There is no track locator. I only have a maximum of about 2 in of travel at the rear so I can't see it being a problem with the panhard bar. But I've been wrong before.
Front on shot of the outer end of the axle showing the brakes and wheel. If the wheels sit out too far it can cause tramlining (the front wanting to react to and follow road imperfections).
No, it doesn't have it on the front. I've never had one on the front. Not saying I don't need one. But that should be something I'm going to look into.
Cross steer boxes need a panhard bar on the front. That’s why everyone is asking about that. Just kinda common knowledge. Please describe better what you mean by split wishbones on the rear, with triangulated setup? Are they bushed at all ends like four bars?
@chopped51 Do not add too much caster [the Hotrodders folklore myth] too much caster combined with extra scrub radius is what triggers "death wobble" in lightweight vehicles Camber and toe are "bed partners" [pos camber needs Toe-in , and neg camber needs Toe-out] or you get camber thrust. Have you checked for bump steer? Also check rear for "roll-steer" [a wheelbase variation during suspension movement] If the unstable feeling is in the steering it is usually the front end. If you feel it in your seat, it is usually the rear end.
I can't thank you guys enough for all these replies just in the last couple hours. Sometimes you need somebody looking from outside the box. This is not my first build but it's my first build with a problem like this. And I think some of you are absolutely right. I've just been lucky in the past by not having a panhard bar in the front. I'll be making one tomorrow.

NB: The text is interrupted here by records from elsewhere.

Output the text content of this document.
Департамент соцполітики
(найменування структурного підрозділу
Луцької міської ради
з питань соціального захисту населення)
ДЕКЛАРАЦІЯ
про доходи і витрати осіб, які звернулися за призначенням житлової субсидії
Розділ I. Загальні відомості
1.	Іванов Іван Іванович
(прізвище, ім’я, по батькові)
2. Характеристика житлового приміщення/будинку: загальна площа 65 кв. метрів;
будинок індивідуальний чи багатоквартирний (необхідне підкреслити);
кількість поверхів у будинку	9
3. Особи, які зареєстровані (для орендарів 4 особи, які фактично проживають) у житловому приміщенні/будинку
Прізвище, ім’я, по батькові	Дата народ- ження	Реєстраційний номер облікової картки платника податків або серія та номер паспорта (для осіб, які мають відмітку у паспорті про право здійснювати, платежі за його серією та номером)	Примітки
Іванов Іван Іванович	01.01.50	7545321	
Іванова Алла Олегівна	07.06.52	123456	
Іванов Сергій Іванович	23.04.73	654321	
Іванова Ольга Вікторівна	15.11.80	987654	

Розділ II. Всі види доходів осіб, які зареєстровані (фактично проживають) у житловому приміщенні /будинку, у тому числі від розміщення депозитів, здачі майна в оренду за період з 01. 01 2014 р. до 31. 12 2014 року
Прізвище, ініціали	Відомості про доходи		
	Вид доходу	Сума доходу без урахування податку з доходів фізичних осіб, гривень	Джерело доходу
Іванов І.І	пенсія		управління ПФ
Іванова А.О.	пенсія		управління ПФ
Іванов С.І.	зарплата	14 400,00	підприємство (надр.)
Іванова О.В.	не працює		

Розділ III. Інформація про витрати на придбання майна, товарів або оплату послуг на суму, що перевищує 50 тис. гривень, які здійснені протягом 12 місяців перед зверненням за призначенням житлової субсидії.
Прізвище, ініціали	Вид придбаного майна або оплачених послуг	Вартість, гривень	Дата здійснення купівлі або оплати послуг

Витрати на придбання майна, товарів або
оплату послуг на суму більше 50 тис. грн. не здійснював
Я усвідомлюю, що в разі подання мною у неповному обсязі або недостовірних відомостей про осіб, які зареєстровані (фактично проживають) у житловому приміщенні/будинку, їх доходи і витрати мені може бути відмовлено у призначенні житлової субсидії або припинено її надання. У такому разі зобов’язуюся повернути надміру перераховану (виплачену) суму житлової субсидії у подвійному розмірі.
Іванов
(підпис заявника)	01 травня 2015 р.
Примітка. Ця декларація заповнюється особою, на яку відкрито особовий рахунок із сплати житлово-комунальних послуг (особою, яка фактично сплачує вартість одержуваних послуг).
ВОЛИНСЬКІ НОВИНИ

Absolutely the place to start. I thought you said it had one, but after re-reading your post I see that you meant it had a rear panhard bar. One on the front will hopefully cure the problem, but if it doesn't, it will still have been a good idea.

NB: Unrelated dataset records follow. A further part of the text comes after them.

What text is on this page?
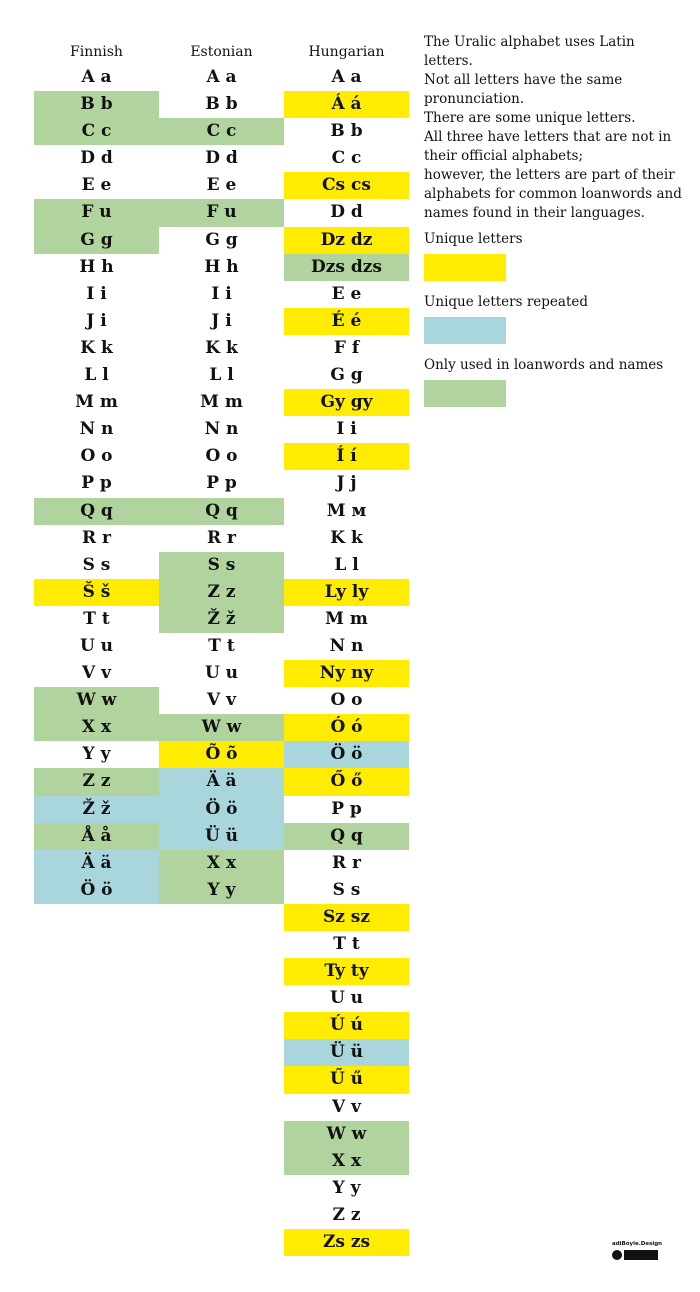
Finnish
A a
B b
C c
D d
E e
F u
G g
H h
I i
J i
K k
L l
M m
N n
O o
P p
Q q
R r
S s
Š š
T t
U u
V v
W w
X x
Y y
Z z
Ž ž
Å å
Ä ä
Ö ö
Estonian
A a
B b
C c
D d
E e
F u
G g
H h
I i
J i
K k
L l
M m
N n
O o
P p
Q q
R r
S s
Z z
Ž ž
T t
U u
V v
W w
Õ õ
Ä ä
Ö ö
Ü ü
X x
Y y
Hungarian
A a
Á á
B b
C c
Cs cs
D d
Dz dz
Dzs dzs
E e
É é
F f
G g
Gy gy
I i
Í í
J j
M м
K k
L l
Ly ly
M m
N n
Ny ny
O o
Ó ó
Ö ö
Ő ő
P p
Q q
R r
S s
Sz sz
T t
Ty ty
U u
Ú ú
Ü ü
Ű ű
V v
W w
X x
Y y
Z z
Zs zs

The Uralic alphabet uses Latin letters.

Not all letters have the same pronunciation.

There are some unique letters.

All three have letters that are not in their official alphabets;

however, the letters are part of their alphabets for common loanwords and names found in their languages.

Unique letters
Unique letters repeated
Only used in loanwords and names
adiBoyle.Design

I've noticed quite a few that put a good stabilizer on the front with good results.... I even have a model A with it done...and it works great...
I've got no panhard in the front but the Spring angle is pretty tight.caster at 10° toe 1/8".never a problem
On the front of my roadster I put a dead perch on on side and have a panhard bar in the rear. It drives like a rail and corners great. Gary
Your front end is basically "hanging" from the spring and shackles, if the shackles, perch bushings and spring bushings aren't tight and you do not have a panhard bar, you can wander all over the road. As others have suggest install a panhard bar and it will probably improve your handling. If you jack up your car and try to move the front end side to side you might be surprised at how much a "loose" front end can move, it doesn't take much.

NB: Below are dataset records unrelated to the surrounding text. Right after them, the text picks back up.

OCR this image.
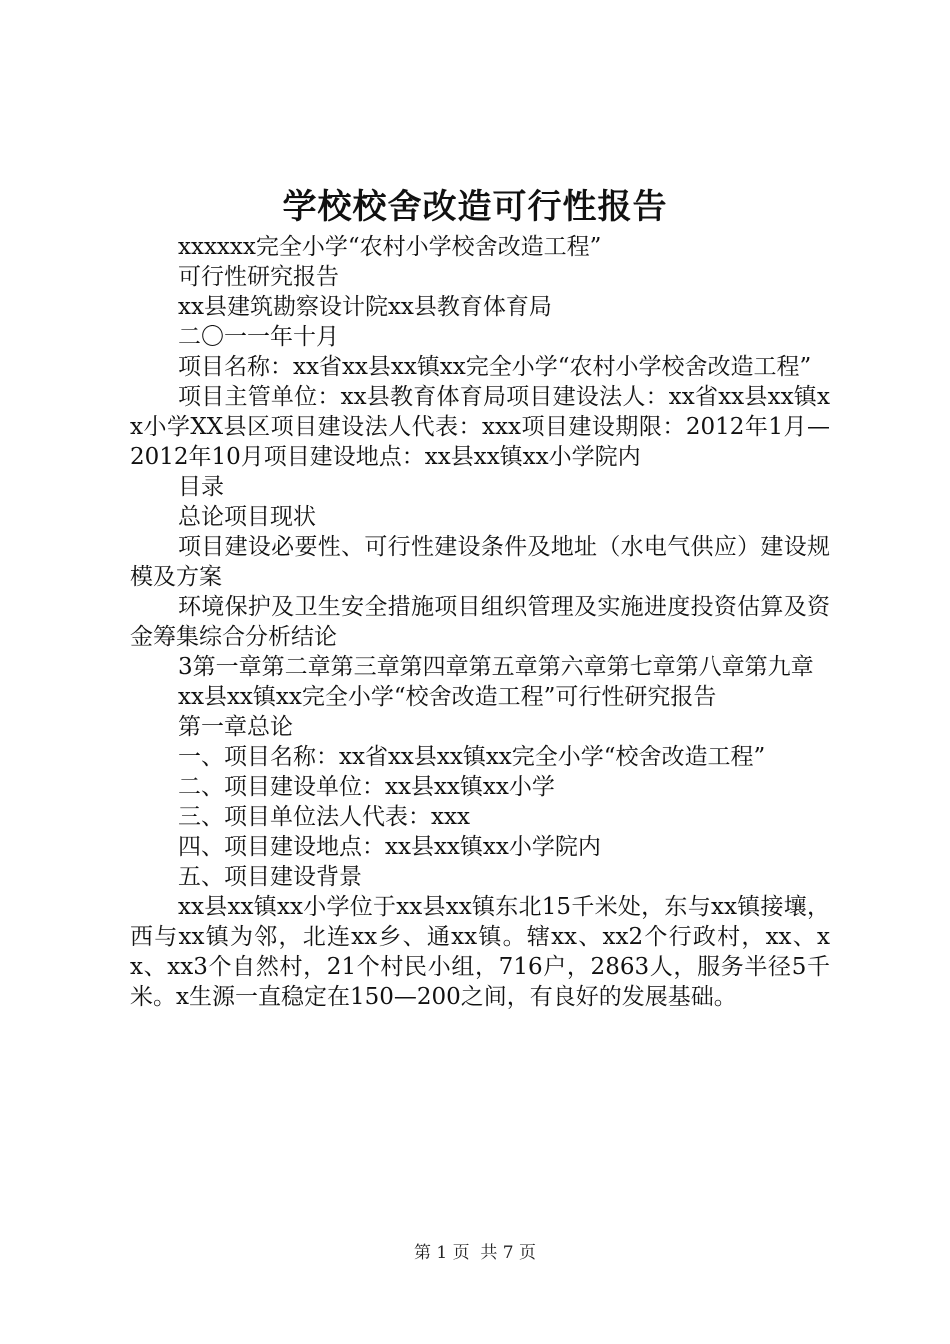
学校校舍改造可行性报告

xxxxxx完全小学“农村小学校舍改造工程”

可行性研究报告

xx县建筑勘察设计院xx县教育体育局

二〇一一年十月

项目名称：xx省xx县xx镇xx完全小学“农村小学校舍改造工程”

项目主管单位：xx县教育体育局项目建设法人：xx省xx县xx镇xx小学XX县区项目建设法人代表：xxx项目建设期限：2012年1月—2012年10月项目建设地点：xx县xx镇xx小学院内

目录

总论项目现状

项目建设必要性、可行性建设条件及地址（水电气供应）建设规模及方案

环境保护及卫生安全措施项目组织管理及实施进度投资估算及资金筹集综合分析结论

3第一章第二章第三章第四章第五章第六章第七章第八章第九章

xx县xx镇xx完全小学“校舍改造工程”可行性研究报告

第一章总论

一、项目名称：xx省xx县xx镇xx完全小学“校舍改造工程”

二、项目建设单位：xx县xx镇xx小学

三、项目单位法人代表：xxx

四、项目建设地点：xx县xx镇xx小学院内

五、项目建设背景

xx县xx镇xx小学位于xx县xx镇东北15千米处，东与xx镇接壤，西与xx镇为邻，北连xx乡、通xx镇。辖xx、xx2个行政村，xx、xx、xx3个自然村，21个村民小组，716户，2863人，服务半径5千米。x生源一直稳定在150—200之间，有良好的发展基础。

第 1 页  共 7 页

On my roadster with 30000 miles. I set up every car I build with a lot of caster, including this coupe with 10° also.
A friend bought a 32 roadster street rod, it was a new build with under 300 miles. He drove it a bunch and after a few years it developed dangerous bump steer. It was a 4-bar and dropped axle with no panhard, and the bushings had worn enough that now he needed one. He installed a panhard and it has been fine again for several years now.
The reason I'm asking about how your panhard bar is anchored (I thought it had one on the front too), is a friend learned the hard way that it matters where it attaches to the axle. The panhard should attach to the chassis on the same side of the car as the steering box (driver's side), and attach to the axle on the opposite side (passenger's side). If it doesn't, you'll get some real bizarre bump steer characteristics. Keep that in mind when you're building your bar.
Okay, less than 24 hours and I have an update. Went out in the shop this morning. Found some 1-in tube I had left over and a couple Heim joints. Kind of overkill. But I welded a bracket at the very front of the bone on the driver's side up to the frame on the passenger side. Just got back from a drive down the twisties. Wow, wow, wow. Can't thank you guys enough for the input. I will never build another car without a panhard bar in the front. The car handles completely differently now. Very impressed. Time well spent this morning.